Siang ini Afika sedang merapikan kopernya untuk keberangkatannya ke Indonesia nanti malam.
Perasaan nya tak menentu karna baru kali ini dia akan menginjakkan kakinya lagi di tanah air tercinta,rumahnya, dan tempat segala kenangan nya bersama Wildan.
Di balik senyum dan keceriaannya Afika memang belum melupakan Wildan, Entah karna cintanya memang masih ada atau karna dia belum menemukan jawaban mengapa Wildan meninggalkannya hari itu.
Ela masuk ke kamar Fika, Fika pun menoleh ke arah Ela yang baru saja membuka pintu.
"Fi.. Kenapa aku sedih yaa kamu mau pulang" Ela.
"Lebaaayy, minggu depan juga ketemu" Fika.
"Hehehe, sini gue bantuin" Ela iku melipat baju baju Fika yang sudah ia letakkan di atas tempat tidurnya.

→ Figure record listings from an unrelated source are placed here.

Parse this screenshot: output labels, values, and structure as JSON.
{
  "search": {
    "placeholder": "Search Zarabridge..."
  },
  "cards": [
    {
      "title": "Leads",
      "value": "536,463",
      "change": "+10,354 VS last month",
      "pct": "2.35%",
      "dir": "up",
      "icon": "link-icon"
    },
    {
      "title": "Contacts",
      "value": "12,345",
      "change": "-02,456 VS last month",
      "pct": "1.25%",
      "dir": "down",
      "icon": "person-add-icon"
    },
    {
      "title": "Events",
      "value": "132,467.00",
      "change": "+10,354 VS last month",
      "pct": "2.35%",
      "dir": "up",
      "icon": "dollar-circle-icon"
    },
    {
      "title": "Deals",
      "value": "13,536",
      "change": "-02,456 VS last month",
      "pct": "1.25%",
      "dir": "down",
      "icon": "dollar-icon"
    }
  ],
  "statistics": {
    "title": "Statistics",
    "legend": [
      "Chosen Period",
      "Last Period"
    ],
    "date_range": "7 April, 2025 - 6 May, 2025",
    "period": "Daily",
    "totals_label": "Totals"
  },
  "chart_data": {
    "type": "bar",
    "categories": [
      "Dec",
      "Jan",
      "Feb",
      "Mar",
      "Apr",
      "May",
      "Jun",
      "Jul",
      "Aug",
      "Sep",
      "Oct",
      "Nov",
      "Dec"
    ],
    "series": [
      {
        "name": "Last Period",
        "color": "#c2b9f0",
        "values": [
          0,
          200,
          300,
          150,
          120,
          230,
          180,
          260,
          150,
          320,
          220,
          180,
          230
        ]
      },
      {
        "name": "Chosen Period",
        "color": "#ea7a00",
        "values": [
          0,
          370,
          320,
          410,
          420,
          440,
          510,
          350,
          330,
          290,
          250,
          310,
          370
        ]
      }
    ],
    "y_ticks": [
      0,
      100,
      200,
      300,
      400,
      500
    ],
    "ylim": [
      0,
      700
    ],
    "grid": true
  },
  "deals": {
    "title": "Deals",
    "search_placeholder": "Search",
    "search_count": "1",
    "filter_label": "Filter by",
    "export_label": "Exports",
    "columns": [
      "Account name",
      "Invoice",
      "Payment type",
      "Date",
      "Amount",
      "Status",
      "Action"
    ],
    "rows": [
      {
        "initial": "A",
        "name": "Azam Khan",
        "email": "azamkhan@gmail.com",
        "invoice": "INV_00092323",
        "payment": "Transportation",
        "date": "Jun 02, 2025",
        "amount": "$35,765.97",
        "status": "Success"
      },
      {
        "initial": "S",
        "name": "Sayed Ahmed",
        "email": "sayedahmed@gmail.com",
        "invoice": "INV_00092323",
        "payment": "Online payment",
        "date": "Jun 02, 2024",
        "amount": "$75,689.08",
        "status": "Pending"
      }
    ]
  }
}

Ela dan Fika selesai membereskan barang2 Fika. satu koper besar sudah terisi dan siap untuk Fika bawa malam nanti.
Aldo datang ke apartmen Fika, seperti biasa mereka memang sering sekali berkumpul meski untuk sekedar minum kopi atau makan bersama, persahabatan ketiganya sudah terjalin sejak kuliah bersama di negri orang ini.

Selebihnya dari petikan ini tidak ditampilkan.